Over the past decade, the Department of Defense (DoD) has widely adopted the Linux open source operating system. Linux offers stability, reliability, reduced risks, and support for a wide variety of processor architectures and configurations. And those are just some of the reasons why DoD standardized on Linux back in 2007. It’s also why so many agencies rely on it today for IT modernization, integration and development, as well as digital transformation and DevOps.
But how can you get the most out of Linux? Should you go for the free software, or would it make sense to go through a vendor that can provide support, security and upgrades?
There are pros and cons to both approaches. The free version is, well, free – at least on face value. But what about the hidden costs? Think about your IT staff and the time spent to perform upgrades and troubleshoot. It’s not necessarily a set-it-and-forget-it situation.
Let’s also compare the go-at-it-alone approach with the enterprise Linux approach. While both may be based on the same open source code, much of the comparison ends there.
It’s not hard to understand why so many agencies choose the enterprise Linux approach.
First, it lets you hit the ground running: Your Linux distribution comes in the form of hardened, ready-to-use software. The software and operating system remain updated, enhancing performance and reliability. And with those features, you’ll have fewer of the annoying aspects of software development and management, like unplanned outages and other unanticipated roadblocks.
Second, it enables modernization. DoD is working hard to modernize its digital resources, and enterprise Linux can go a long way toward achieving those goals. Greater agility and flexibility, along with continuously updated features, are helping agencies develop more agile IT environments and satisfy service requests more quickly, with less staff time required. The cross-platform portability of many enterprise Linux solutions means agencies can easily develop applications that work on different platforms, including mobile ones.
Finally, it lowers operational costs. A 2019 independent study by IDC found that organizations using Red Hat Enterprise Linux achieved an average three-year return on investment over unpaid community-supported alternatives. There are many reasons for these cost savings, including automated patching and updates, lower IT infrastructure costs, and fewer downtime incidents. The upfront investment can actually pay off more than the free version.

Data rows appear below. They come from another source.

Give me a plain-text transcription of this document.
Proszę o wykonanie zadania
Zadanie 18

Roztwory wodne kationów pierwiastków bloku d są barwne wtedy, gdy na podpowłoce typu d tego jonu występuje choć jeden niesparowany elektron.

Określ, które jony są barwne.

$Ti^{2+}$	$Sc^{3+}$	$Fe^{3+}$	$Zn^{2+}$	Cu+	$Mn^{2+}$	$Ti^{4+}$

While there are plenty of reasons to consider enterprise Linux, security may be the best reason of all. Agencies have enough to do, keeping cyberattacks at bay, and don’t need the added stress of locking down Linux as well.
No matter which approach you choose, it pays to ask a few questions in advance.
- Do you have the skills in-house to manage everything associated with Linux? These include upgrading, third-party product integration, problem-solving and vulnerability response. If you don’t, enterprise support and training could fill the gaps.
- What is your tolerance for downtime? If your tolerance is very low, the Red Hat Enterprise Linux approach is probably the right choice.
- How much can you afford to spend? Nail that down first, and then evaluate your costs under both scenarios. You might be surprised at the results.
Linux is a proven operating system that’s getting better all the time. More agencies than ever are relying on Linux, while taking advantage of the security, analytics and reliability available with enterprise support.